Slate On-Line
The Clintons and the Mob
By Jodie T. Allen
Jodie T. Allen is the
Washington editor of SLATE.
Aug. 2, 1996
The Laborers'
International Union of North America represents 750,000 construction and
waste-removal workers. Their leader is named Arthur A. Coia. Coia is a major
contributor to Democratic causes, and also has had extensive social dealings
with the Clintons.
Early last year, the
Justice Department allowed Coia to oversee a massive cleanup of his union,
rather than filing a racketeering lawsuit, removing Coia, and putting the union
under government control.
The Laborers' ties to the
mob have been studied often, most recently in a Justice Department
investigation begun during the Bush administration.
The October 1994 report of
that probe charged, among many other specifics, that the union's presidents,
including Coia, "have been controlled and influenced by organized crime
figures" for decades.
Coia, whose entire career
has been in the Laborers' union, is a wealthy man thanks in part to real-estate
dealings with his own.
His father was also a top
union official who, according to federal investigators, had long-standing mob
contacts.
Coia's ties to the
Clintons began in early 1993, when the Laborers loaned $100,000 to Clinton's inaugural
committee.
After Coia rose to the
union presidency in March 1993, he and his wife had numerous contacts with the
Clintons.
A House Judiciary
subcommittee (which held hearings on this
matter in July) has issued
a list of more than 100 "transactions" between the two families
extending through May of this year.
These include watching an
NBA game together at the White House, receptions, bill signings, breakfasts,
dinners, gift exchanges (an autographed basketball for the president, the book
of Psalms for Hillary) and an invitation (declined) from Clinton to Coia to
join him on a trip to Haiti.
The Haiti invitation was
relayed by White House Deputy Chief of Staff Harold Ickes, a lawyer who used to
represent the union.
Coia also aided Clinton
politically.
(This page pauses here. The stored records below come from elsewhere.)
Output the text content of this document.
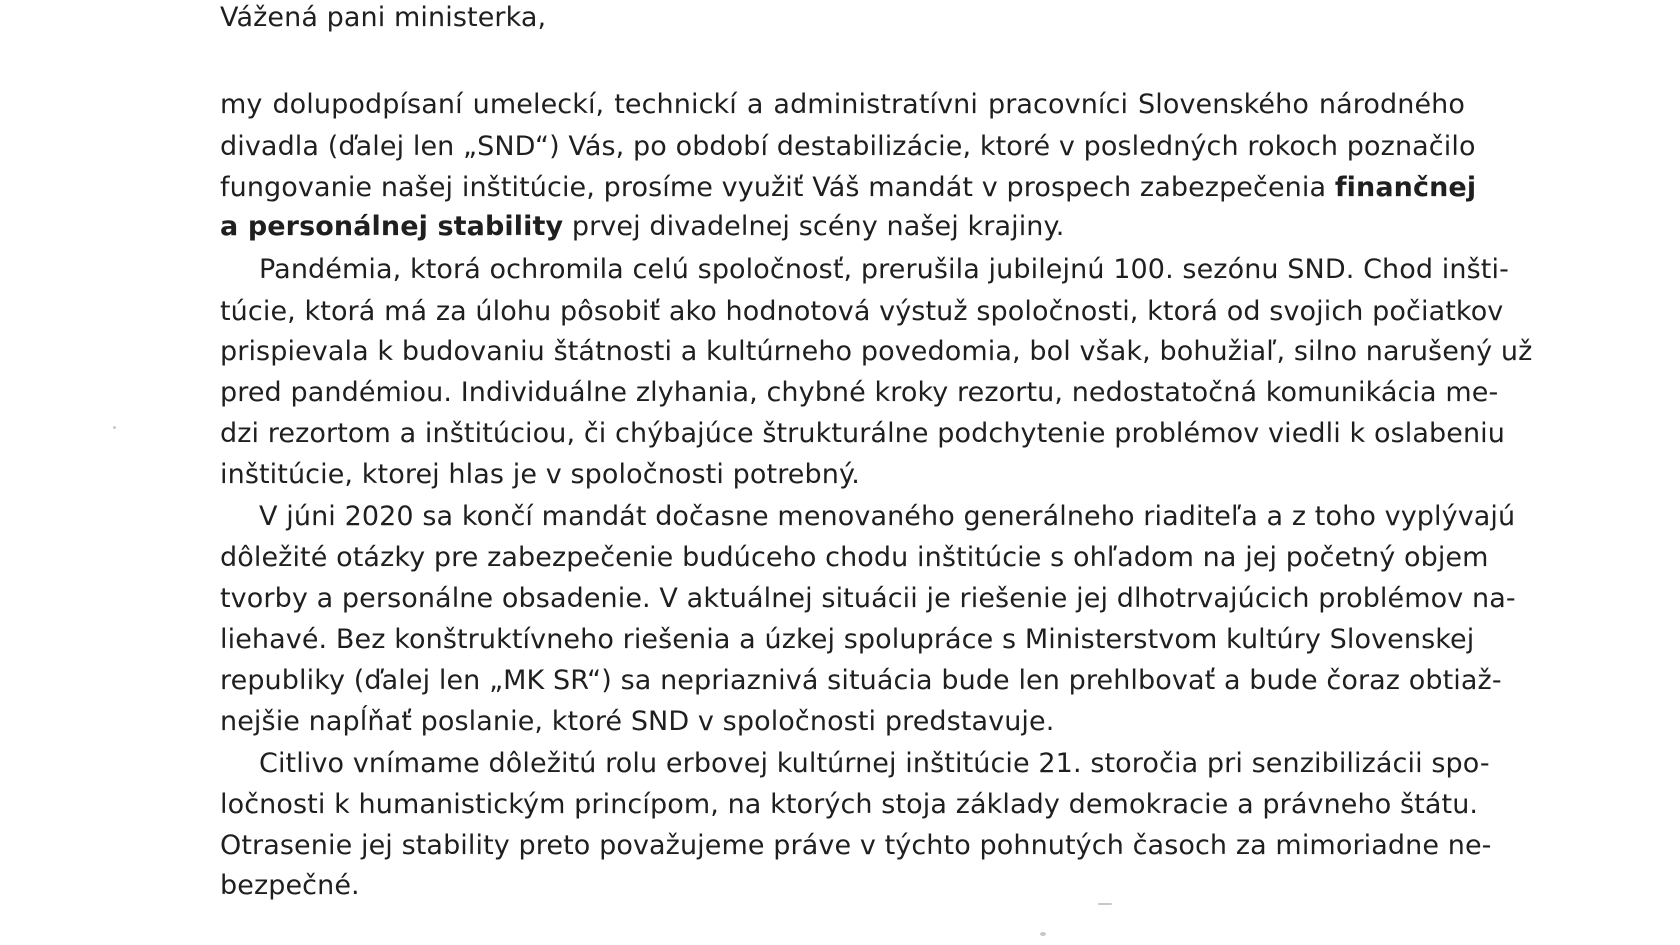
Vážená pani ministerka,
my dolupodpísaní umeleckí, technickí a administratívni pracovníci Slovenského národného
divadla (ďalej len „SND“) Vás, po období destabilizácie, ktoré v posledných rokoch poznačilo
fungovanie našej inštitúcie, prosíme využiť Váš mandát v prospech zabezpečenia finančnej
a personálnej stability prvej divadelnej scény našej krajiny.
Pandémia, ktorá ochromila celú spoločnosť, prerušila jubilejnú 100. sezónu SND. Chod inšti-
túcie, ktorá má za úlohu pôsobiť ako hodnotová výstuž spoločnosti, ktorá od svojich počiatkov
prispievala k budovaniu štátnosti a kultúrneho povedomia, bol však, bohužiaľ, silno narušený už
pred pandémiou. Individuálne zlyhania, chybné kroky rezortu, nedostatočná komunikácia me-
dzi rezortom a inštitúciou, či chýbajúce štrukturálne podchytenie problémov viedli k oslabeniu
inštitúcie, ktorej hlas je v spoločnosti potrebný.
V júni 2020 sa končí mandát dočasne menovaného generálneho riaditeľa a z toho vyplývajú
dôležité otázky pre zabezpečenie budúceho chodu inštitúcie s ohľadom na jej početný objem
tvorby a personálne obsadenie. V aktuálnej situácii je riešenie jej dlhotrvajúcich problémov na-
liehavé. Bez konštruktívneho riešenia a úzkej spolupráce s Ministerstvom kultúry Slovenskej
republiky (ďalej len „MK SR“) sa nepriaznivá situácia bude len prehlbovať a bude čoraz obtiaž-
nejšie napĺňať poslanie, ktoré SND v spoločnosti predstavuje.
Citlivo vnímame dôležitú rolu erbovej kultúrnej inštitúcie 21. storočia pri senzibilizácii spo-
ločnosti k humanistickým princípom, na ktorých stoja základy demokracie a právneho štátu.
Otrasenie jej stability preto považujeme práve v týchto pohnutých časoch za mimoriadne ne-
bezpečné.
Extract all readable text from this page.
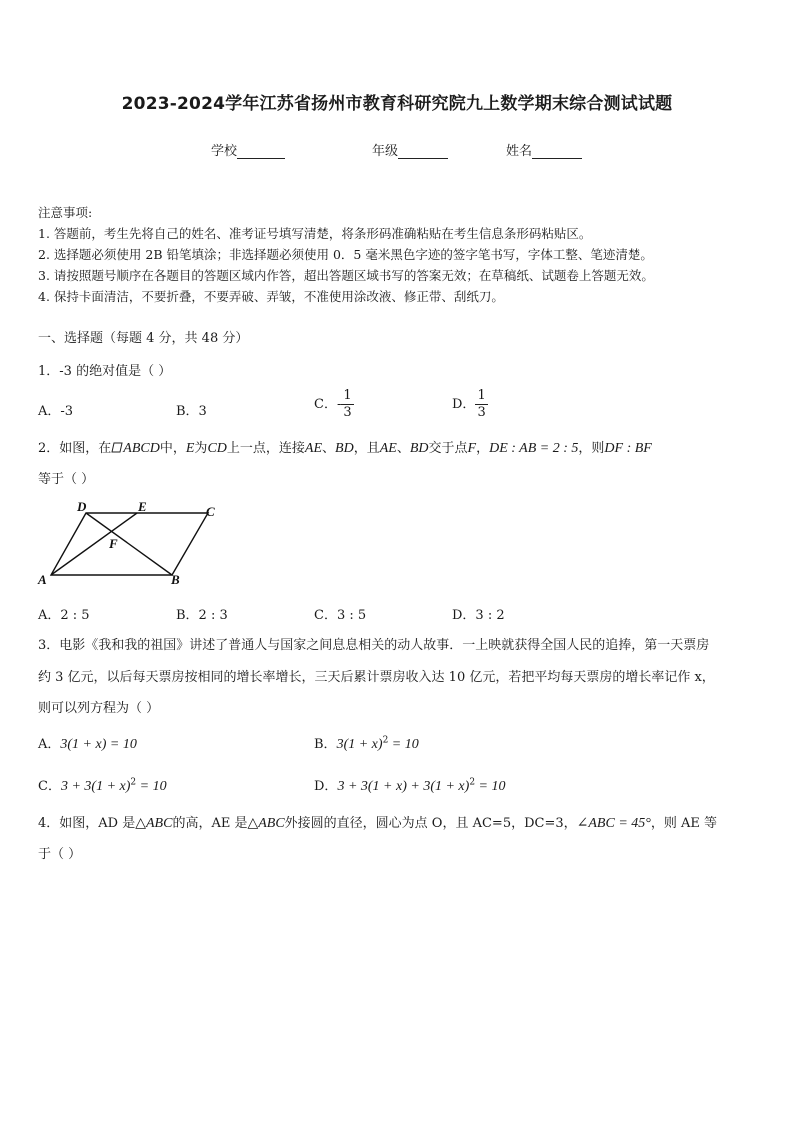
2023-2024学年江苏省扬州市教育科研究院九上数学期末综合测试试题
学校	年级	姓名
注意事项:
1. 答题前，考生先将自己的姓名、准考证号填写清楚，将条形码准确粘贴在考生信息条形码粘贴区。
2. 选择题必须使用 2B 铅笔填涂；非选择题必须使用 0．5 毫米黑色字迹的签字笔书写，字体工整、笔迹清楚。
3. 请按照题号顺序在各题目的答题区域内作答，超出答题区域书写的答案无效；在草稿纸、试题卷上答题无效。
4. 保持卡面清洁，不要折叠，不要弄破、弄皱，不准使用涂改液、修正带、刮纸刀。
一、选择题（每题 4 分，共 48 分）
1．-3 的绝对值是（ ）
A．-3	B．3	C．- $\frac{1}{3}$	D． $\frac{1}{3}$
2．如图，在 ABCD中，E为CD上一点，连接AE、BD，且AE、BD交于点F，DE : AB = 2 : 5，则DF : BF
等于（ ）
D	E	C
F
A	B
A．2 : 5	B．2 : 3	C．3 : 5	D．3 : 2
3．电影《我和我的祖国》讲述了普通人与国家之间息息相关的动人故事．一上映就获得全国人民的追捧，第一天票房
约 3 亿元，以后每天票房按相同的增长率增长，三天后累计票房收入达 10 亿元，若把平均每天票房的增长率记作 x，
则可以列方程为（ ）
A．3(1 + x) = 10	B．$3(1 + x)^2 = 10$
C．$3 + 3(1 + x)^2 = 10$	D．$3 + 3(1 + x) + 3(1 + x)^2 = 10$
4．如图，AD 是△ABC的高，AE 是△ABC外接圆的直径，圆心为点 O，且 AC=5，DC=3，∠ABC = 45°，则 AE 等
于（ ）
The Laborers' PAC contributed more than $2 million to the
Democratic Party and its candidates in 1993 and 1994. Coia broke with most of
the labor movement to support NAFTA.
Coia personally
contributed $1,000 to the Clintons' legal defense fund, and helped organize
Democratic Party fund raisers. He joined the board of "Back to
Business," a group of prominent Democrats dedicated to responding to
attacks on the Clintons' integrity.
In January 1994, Hillary
Clinton was scheduled to give a satellite address to top Laborers' union
officials. The chief of the Justice Department's organized-crime section
recommended in a memo that she "avoid direct contact with Coia, if
possible."
In September 1994, the
White House considered appointing Coia to the presidential council on
competitiveness. It submitted his name to the FBI for a background check.
The FBI warned that Coia
"is a criminal associate of the New England Patriarca organized crime
family" and was under confidential investigation. The appointment was dropped.
Two weeks later, however,
Coia met with Clinton in the Oval Office to "share some thoughts and
ideas," according to his thank-you note. The next month, Coia and his wife
attended a White House dinner at which the president played the saxophone.
On Nov. 4, 1994, Coia
received a handwritten note from Clinton thanking him for a
"gorgeous" custom-made golf club and congratulating him on becoming a
grandfather.
The same day, Coia
received a copy of the Justice Department's report concluding that he was
"controlled and influenced" by the mob.
In February 1995, a week
after Hillary Clinton addressed a Laborers' conference in Florida (see photo),
Coia and the Justice Department signed an agreement that gave Coia until 1998
to clean up the union under government supervision rather than placing the
union under direct federal control.
This agreement is central
to the controversy.
Did Coia get special
treatment because of his Clinton connection?
In more than 15 other
racketeering cases, the government filed the case in court and ultimately took
over control of the union.
Defenders of the Laborers'
arrangement argue that it will clean up the union just as effectively, and at
less expense.
Back in 1987, Newt
Gingrich and other Republicans were among 245 House members who wrote a letter
to Attorney General Ed Meese specifically opposing a federal takeover of four
unions including the Laborers, and protesting the use of federal racketeering
laws against the unions.
Since the agreement, Coia
has hired 50 former FBI agents and several former federal prosecutors to pursue
the internal reform.
So far, that effort has
ousted 27 union members, put four local unions under a central trusteeship, and
overturned four tainted local elections.
Federal field agents and prosecutors
nevertheless have been quoted (anonymously) saying that the union is still
mobbed up. They say the government has made a sweetheart deal that is simply
allowing Coia to purge his rivals.
At the subcommittee
hearing, the key Justice Department officials testified that the White House
was not involved in the settlement with the Laborers in any way. No direct
evidence to the contrary was produced. Democrats note that the Republican Party
has had plenty of contacts with disreputable unions.
Ronald Reagan gladly took
endorsements from the Longshoremen and the Teamsters, two unions that were the
targets of FBI racketeering probes at the time.